As promised, Navient Corp. is picking up the pace of private student loan origination and securitization.

The company’s first offering of bonds backed by refinance loans originated by Earnest, which it acquired in the fourth quarter of last year, is sized at $529.4 million – nearly three times the size of the last deal Earnest completed on its own, in May 2017.

Earnest is a leading lender to borrowers with advanced degrees and high-paying jobs, but it struggled to raise money, reportedly selling itself to Navient at a discount to its valuation.
In a conference call last month, Navient executives noted that the refinance student loans made through Earnest do not require seasoning as new in-school loans, and so can be bundled into collateral for bonds much sooner.

Navient also expects the refinance loans to perform much better than private student loans made to borrowers while they are still in school. It’s projecting cumulative net losses over the lifetime of Earnest’s loans to be under 2%, compared with 6% to 7% for in-school private student loans.

While the new deal, Navient Private Education Refi Loan Trust 2018-A, is much larger, the collateral is roughly similar to that of Earnest’s May 2017 deal. The 7,154 fixed-rate loans have an average outstanding principal balance of $74,350 (versus $71,468), a weighted average annual borrow rate of 5.21% (5.11%), and a weighted average original FICO of 765 (775), according to S&P Global Ratings. However, there has been a shift in the percentage of borrowers in the highest FICO band, 740 and above; these borrowers account for just 73% of the collateral for Navient's deal, down from 83% of Earnest's May deal.

Just under 72% of loans in the latest deal are to borrowers with advanced degrees; the remaining 28.1% have bachelor’s or other degrees.

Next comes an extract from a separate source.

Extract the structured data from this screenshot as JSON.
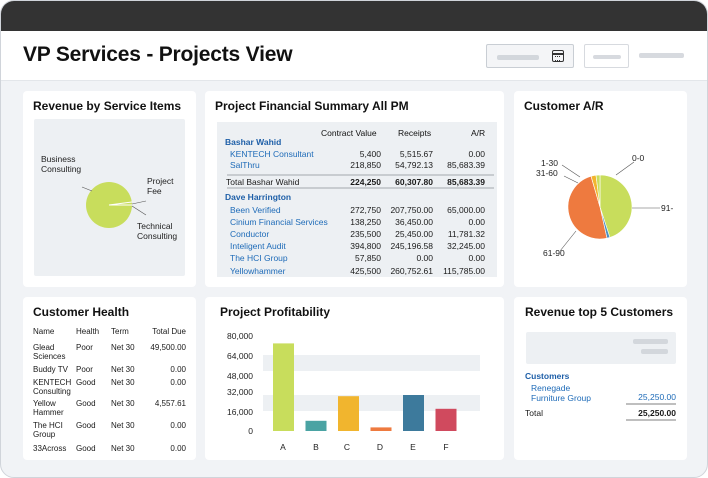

S&P has a slightly less rosy performance outlook than Navient execs; it expects 3.25% of the loans to default over the life of the deal, in its base-case scenario. Nevertheless, S&P expects to rate the two tranches of senior notes at AAA, which is two notches higher than S&P’s A rating for the senior tranche of the deal Earnest completed last May. S&P's latest presale report does not explain why; however, the presale that it issued on the May transaction cited Earnest's limited operating history and experience as a servicer as factors capping the rating at A. Navient has a much longer operating history and is a much more experienced servicer.

The senior, Class A notes benefit from 12.25% overcollateralization ( the excess of the pool balance over the class A note balance, divided by the pool balance), 8.5% subordination of the Class B notes, and an 0.25% reserve fund.

Barclays Capital, Merrill Lynch, Pierce, Fenner & Smith, Deutsche Bank Securities, and Goldman Sachs are the underwriters.

Issuance of bonds backed by student loans, and refinance loans, in particular, is expected to maintain a brisk pace this year. DBRS, which has rated past Earnest deals but has yet to issue a presale report on Navient Private Education Refi Loan Trust 2018-A, is calling for a 20% increase from the $5.2 billion of refi student loan ABS issued in 2017.

Earnest, which issued four transactions in 2016 (totaling approximately $700 million) but only one in 2017, is in a better position to contribute to the increase now that it is operating under Navient.

However, Social Finance, the largest issuer in the space, beat Navient out of the gate with a $720 million offering of bonds backed by refinance loans two weeks ago. SoFi issued a total of $3.7 billion in 2018, according to DBRS.